1 de julio de 20261 min de lectura
El interés compuesto: la fuerza silenciosa de tu dinero
Hay una idea financiera que, si la entiendes de verdad, cambia tus decisiones para siempre. No es sofisticada ni requiere saber de bolsa. Es esta: el dinero que crece, genera dinero que también crece.
La bola de nieve
Interés simple: ahorras 1.000, ganas 100 al año, siempre 100. Interés compuesto: ese 100 se suma a la bola, y al año siguiente ganas sobre 1.100, luego sobre 1.210… Al principio la diferencia parece ridícula. Pero el compuesto no crece en línea recta — crece en curva, y la curva se dispara con el tiempo.
Ejemplo clásico con rendimiento anual del 7% (aproximado histórico de mercados amplios, sin garantías):
- Ana invierte 200 al mes desde los 25 hasta los 35 y luego no pone ni un peso más. Total aportado: 24.000.
- Beto empieza a los 35 y pone 200 al mes durante 30 años. Total aportado: 72.000.
A los 65, Ana suele terminar con más dinero que Beto — habiendo puesto un tercio. La década de ventaja hizo más trabajo que las tres décadas de aportes.
Lo que esto significa en la práctica
- Empezar pequeño y ya, gana a empezar perfecto después. El tiempo es el ingrediente que no se puede comprar.

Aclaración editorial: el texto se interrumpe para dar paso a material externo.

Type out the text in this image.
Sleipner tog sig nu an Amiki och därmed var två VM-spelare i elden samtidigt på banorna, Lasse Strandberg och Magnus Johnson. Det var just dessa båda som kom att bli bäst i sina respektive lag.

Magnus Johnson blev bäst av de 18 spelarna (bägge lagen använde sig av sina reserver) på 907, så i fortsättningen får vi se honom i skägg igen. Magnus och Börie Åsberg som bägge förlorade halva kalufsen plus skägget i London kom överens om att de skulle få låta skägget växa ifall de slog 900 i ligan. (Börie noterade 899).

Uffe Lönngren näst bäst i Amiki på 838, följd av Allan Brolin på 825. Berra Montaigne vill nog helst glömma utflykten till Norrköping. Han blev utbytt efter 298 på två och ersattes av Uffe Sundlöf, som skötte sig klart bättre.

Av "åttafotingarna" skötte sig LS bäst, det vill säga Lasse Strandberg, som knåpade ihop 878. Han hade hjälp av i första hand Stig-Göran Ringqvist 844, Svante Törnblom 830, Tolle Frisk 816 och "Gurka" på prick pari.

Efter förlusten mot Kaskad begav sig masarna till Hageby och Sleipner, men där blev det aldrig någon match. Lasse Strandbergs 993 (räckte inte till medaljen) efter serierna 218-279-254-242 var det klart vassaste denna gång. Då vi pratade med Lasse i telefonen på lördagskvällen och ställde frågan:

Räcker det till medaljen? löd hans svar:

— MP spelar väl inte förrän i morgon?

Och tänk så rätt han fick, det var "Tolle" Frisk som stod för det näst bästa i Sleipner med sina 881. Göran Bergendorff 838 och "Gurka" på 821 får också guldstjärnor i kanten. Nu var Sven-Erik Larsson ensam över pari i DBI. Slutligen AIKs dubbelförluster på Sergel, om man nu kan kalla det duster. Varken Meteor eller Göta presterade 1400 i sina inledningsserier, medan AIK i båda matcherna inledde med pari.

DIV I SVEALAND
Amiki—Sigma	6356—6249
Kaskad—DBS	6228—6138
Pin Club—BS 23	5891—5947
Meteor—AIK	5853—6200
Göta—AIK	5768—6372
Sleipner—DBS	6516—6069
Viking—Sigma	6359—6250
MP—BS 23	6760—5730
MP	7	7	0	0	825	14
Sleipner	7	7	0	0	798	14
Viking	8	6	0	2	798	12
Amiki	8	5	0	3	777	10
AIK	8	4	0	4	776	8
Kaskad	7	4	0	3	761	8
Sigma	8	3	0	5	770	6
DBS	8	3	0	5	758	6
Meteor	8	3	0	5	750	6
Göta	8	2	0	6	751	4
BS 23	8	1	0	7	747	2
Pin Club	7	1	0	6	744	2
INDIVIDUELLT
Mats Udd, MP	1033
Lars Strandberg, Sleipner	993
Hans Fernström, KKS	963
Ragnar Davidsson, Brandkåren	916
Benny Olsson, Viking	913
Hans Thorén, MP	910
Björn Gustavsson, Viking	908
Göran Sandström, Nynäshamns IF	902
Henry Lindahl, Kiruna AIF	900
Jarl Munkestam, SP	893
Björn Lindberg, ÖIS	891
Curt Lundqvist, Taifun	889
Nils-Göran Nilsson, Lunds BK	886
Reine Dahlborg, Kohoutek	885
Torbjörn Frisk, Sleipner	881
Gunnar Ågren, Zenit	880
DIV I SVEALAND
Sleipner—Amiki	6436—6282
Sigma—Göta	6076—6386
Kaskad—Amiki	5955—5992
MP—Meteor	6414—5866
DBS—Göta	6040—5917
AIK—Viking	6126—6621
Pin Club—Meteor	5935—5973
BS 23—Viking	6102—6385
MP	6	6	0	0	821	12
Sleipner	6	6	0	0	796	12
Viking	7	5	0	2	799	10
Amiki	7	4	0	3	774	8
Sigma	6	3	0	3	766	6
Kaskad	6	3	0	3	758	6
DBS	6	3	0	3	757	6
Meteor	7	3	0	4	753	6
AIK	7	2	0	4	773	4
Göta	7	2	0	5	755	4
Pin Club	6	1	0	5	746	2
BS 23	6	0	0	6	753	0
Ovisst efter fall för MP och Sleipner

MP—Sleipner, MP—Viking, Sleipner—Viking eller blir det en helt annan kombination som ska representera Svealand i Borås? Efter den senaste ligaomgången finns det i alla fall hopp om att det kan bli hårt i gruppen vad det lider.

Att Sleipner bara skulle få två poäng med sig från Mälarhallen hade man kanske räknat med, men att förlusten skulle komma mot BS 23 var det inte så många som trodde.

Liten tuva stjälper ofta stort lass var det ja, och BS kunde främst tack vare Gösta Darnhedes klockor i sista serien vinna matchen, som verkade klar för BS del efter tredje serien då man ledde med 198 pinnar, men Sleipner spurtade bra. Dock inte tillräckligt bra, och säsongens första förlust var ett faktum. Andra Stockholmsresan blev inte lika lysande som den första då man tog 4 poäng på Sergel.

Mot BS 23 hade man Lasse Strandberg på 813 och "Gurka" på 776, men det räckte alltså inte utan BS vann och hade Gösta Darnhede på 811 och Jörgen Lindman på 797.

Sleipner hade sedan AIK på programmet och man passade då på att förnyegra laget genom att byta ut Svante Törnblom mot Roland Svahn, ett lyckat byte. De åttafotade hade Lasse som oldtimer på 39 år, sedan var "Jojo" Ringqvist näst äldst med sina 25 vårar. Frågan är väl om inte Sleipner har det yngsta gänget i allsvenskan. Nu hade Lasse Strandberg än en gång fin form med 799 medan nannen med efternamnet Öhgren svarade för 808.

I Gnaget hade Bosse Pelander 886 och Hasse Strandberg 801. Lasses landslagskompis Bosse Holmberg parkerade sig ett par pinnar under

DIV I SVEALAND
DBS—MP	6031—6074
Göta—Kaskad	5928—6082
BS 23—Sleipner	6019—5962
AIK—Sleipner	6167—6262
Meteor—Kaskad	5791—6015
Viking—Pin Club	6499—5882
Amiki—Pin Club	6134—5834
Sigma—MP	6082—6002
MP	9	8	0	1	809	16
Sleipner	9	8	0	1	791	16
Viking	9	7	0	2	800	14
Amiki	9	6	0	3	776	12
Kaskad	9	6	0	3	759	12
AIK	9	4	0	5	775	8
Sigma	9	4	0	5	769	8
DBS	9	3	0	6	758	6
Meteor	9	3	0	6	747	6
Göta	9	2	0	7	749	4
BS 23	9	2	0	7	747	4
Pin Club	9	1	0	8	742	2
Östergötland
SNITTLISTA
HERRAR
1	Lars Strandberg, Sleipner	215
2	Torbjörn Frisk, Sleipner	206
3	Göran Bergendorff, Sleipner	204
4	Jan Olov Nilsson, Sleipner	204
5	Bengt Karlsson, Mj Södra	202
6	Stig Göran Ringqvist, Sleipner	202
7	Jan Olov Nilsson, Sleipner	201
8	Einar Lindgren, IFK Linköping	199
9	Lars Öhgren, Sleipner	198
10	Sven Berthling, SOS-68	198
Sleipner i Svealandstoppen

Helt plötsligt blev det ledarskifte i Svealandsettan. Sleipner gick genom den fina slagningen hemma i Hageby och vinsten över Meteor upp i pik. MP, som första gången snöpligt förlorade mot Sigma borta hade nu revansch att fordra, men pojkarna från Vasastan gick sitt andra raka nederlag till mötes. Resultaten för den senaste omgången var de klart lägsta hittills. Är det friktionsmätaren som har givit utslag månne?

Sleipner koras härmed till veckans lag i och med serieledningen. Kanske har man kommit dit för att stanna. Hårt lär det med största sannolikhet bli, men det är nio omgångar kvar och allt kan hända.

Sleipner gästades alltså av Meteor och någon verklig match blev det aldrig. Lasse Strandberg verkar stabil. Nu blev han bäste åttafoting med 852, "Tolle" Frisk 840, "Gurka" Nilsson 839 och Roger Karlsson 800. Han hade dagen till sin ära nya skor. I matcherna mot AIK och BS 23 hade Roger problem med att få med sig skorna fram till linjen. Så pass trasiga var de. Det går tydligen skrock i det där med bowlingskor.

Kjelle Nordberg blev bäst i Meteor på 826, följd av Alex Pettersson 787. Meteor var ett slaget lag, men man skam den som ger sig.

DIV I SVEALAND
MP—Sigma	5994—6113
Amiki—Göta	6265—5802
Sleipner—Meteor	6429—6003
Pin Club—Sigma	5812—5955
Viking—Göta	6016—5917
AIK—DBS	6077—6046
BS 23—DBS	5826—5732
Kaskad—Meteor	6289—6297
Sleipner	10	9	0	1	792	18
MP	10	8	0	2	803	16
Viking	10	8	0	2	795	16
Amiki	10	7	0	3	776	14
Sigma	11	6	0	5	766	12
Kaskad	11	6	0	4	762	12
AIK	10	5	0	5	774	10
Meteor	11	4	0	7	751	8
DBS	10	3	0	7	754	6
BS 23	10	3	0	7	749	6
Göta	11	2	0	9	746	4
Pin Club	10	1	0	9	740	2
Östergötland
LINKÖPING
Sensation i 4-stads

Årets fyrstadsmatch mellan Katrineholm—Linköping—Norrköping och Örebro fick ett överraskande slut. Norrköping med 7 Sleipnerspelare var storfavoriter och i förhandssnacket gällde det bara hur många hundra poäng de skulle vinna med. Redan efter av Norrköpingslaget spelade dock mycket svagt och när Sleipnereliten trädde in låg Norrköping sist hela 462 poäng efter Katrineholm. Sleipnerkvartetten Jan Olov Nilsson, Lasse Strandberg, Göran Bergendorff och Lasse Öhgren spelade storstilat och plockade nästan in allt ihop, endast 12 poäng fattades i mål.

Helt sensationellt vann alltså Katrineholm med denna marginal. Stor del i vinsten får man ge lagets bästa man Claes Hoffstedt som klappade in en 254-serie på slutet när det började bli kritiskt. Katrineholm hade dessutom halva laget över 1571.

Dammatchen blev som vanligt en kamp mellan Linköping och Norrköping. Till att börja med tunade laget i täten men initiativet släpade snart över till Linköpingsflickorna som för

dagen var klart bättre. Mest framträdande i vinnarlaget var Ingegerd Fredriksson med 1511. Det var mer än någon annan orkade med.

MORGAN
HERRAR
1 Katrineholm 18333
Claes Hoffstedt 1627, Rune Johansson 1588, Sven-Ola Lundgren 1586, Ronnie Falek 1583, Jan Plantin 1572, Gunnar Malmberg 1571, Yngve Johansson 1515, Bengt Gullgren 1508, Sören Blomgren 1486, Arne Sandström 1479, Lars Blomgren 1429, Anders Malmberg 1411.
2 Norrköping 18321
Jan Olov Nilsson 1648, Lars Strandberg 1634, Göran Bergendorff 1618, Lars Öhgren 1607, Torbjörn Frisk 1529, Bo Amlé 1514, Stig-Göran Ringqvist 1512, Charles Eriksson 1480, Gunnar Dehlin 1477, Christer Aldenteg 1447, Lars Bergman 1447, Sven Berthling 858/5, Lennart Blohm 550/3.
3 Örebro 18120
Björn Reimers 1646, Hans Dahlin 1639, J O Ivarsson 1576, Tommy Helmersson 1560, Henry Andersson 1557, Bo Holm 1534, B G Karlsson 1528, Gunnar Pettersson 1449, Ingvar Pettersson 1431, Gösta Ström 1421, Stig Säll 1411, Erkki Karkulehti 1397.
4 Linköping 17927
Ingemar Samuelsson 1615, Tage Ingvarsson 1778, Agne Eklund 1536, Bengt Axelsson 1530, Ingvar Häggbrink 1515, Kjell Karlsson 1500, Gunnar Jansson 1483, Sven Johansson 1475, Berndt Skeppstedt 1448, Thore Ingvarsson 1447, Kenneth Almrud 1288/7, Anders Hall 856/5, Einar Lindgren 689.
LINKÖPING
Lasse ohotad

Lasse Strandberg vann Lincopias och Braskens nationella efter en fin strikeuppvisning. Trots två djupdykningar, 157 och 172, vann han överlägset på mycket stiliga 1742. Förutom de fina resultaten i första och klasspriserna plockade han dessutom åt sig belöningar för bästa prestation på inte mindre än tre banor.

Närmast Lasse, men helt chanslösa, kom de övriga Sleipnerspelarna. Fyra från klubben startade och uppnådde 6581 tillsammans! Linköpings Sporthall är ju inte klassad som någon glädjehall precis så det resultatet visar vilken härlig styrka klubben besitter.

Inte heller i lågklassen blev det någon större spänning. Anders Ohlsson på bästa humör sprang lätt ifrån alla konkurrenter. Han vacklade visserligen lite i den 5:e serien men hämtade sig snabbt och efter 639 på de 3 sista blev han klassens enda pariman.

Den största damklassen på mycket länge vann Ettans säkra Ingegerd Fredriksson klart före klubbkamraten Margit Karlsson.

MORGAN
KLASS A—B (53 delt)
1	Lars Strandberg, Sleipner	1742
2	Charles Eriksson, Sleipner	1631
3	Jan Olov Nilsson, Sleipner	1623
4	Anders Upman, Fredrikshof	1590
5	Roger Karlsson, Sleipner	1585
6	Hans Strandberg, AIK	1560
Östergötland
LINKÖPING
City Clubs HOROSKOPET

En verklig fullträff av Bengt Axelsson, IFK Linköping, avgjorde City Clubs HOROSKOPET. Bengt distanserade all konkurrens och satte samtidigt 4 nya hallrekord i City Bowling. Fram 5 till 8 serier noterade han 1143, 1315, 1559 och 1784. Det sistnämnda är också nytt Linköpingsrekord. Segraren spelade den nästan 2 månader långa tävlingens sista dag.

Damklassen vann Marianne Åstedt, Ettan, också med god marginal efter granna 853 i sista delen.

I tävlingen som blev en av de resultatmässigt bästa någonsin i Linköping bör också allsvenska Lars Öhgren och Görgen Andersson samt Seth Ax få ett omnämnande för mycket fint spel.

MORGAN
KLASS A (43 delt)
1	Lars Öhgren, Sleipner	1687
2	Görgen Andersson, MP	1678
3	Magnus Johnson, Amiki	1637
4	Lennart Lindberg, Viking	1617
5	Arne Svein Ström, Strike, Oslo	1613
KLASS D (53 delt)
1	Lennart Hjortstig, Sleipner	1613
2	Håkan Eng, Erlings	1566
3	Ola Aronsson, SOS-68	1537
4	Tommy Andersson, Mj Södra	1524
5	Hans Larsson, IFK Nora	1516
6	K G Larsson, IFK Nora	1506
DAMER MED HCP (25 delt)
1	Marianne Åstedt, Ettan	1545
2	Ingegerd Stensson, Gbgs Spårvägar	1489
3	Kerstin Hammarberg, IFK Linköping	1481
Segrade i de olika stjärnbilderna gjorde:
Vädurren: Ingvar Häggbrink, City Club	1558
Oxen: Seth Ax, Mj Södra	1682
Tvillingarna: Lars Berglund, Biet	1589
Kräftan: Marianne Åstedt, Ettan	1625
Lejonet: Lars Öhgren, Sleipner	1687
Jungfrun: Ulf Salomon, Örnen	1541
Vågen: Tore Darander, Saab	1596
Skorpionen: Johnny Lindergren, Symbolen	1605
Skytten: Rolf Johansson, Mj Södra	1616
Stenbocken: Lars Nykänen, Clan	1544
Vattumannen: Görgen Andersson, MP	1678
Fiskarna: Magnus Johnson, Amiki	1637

- El compuesto también juega en tu contra. Las deudas de tarjeta suelen crecer a tasas mucho mayores que cualquier inversión — la misma curva, pero en reversa. Pagarlas suele ser la mejor "inversión" disponible.
- Y funciona fuera del dinero. Un 1% mejor cada día — en hábitos, en aprendizaje, en fuerza — es la misma matemática. Por eso Akortex insiste: las cinco áreas se componen entre sí.
Educación general, no asesoramiento financiero — los rendimientos pasados no garantizan nada, y tu caso es tuyo.